Dr. Robert Graboyes was a senior research fellow at the Mercatus Center from 2013-2022. Author of “Fortress and Frontier in American Health Care,” his work asks, “How can we make health care as innovative in the next 25 years as information technology was in the past 25?”
Previously, he was health care advisor for the National Federation of Independent Business, economics professor at the University of Richmond, regional economist/director of education at the Federal Reserve Bank of Richmond, and Sub-Saharan Africa economist for Chase Manhattan Bank. His work has taken him to Europe, Africa, and Central Asia. An award-winning teacher, he has also taught health economics in graduate programs at Virginia Commonwealth University, the University of Virginia, George Mason University, and the George Washington University.
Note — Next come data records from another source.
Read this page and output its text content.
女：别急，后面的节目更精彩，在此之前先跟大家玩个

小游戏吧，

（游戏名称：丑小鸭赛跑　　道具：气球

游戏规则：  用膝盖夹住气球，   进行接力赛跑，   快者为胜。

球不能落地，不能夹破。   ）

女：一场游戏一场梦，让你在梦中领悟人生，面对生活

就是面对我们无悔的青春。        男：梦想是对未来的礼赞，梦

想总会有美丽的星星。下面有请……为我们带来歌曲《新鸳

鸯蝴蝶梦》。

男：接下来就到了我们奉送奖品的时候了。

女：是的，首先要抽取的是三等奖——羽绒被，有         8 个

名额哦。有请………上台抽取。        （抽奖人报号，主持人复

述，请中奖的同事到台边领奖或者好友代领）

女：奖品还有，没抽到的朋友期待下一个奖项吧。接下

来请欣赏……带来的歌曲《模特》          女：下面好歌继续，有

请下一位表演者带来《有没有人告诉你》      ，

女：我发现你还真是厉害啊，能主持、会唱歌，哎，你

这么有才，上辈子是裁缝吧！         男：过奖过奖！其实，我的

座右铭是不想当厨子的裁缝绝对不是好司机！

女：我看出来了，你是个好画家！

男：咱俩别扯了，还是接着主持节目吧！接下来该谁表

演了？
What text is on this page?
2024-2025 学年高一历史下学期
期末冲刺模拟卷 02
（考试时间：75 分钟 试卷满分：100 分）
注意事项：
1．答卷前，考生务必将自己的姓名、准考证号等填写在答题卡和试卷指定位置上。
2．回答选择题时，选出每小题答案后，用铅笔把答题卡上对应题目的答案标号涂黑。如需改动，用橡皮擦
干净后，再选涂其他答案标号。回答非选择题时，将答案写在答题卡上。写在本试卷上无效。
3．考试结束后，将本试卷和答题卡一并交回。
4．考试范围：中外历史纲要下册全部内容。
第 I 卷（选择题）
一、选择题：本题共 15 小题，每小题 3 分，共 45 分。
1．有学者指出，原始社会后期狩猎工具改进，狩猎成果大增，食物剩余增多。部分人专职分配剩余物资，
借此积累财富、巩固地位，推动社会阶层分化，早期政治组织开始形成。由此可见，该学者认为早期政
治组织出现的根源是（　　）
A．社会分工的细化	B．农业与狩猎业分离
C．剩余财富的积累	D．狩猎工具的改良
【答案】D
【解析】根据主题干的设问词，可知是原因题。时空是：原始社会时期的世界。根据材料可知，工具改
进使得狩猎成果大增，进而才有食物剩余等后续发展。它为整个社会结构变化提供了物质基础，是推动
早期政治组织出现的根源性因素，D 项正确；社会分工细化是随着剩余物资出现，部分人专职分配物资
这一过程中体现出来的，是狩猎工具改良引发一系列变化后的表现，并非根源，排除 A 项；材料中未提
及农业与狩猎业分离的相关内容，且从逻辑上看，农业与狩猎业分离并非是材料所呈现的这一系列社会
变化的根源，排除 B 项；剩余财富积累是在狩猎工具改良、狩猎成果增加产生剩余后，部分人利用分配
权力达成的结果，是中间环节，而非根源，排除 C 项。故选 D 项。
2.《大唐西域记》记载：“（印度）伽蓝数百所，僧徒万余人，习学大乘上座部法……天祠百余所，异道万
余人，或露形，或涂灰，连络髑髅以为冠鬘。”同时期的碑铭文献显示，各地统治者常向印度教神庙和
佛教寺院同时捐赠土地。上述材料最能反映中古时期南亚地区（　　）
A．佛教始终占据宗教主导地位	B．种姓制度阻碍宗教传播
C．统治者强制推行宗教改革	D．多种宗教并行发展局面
His degrees include a PhD in Economics from Columbia University; master’s from Columbia University, Virginia Commonwealth University, and the College of William and Mary; and a bachelor’s from the University of Virginia. He has chaired the National Economists Club, Richmond Association for Business Economics, and National Association for Business Economics Healthcare Roundtable.
He won the Reason Foundation’s 2014 Bastiat Prize for Journalism, an international competition for “writing that best demonstrates the importance of individual liberty and free markets with originality, wit, and eloquence.”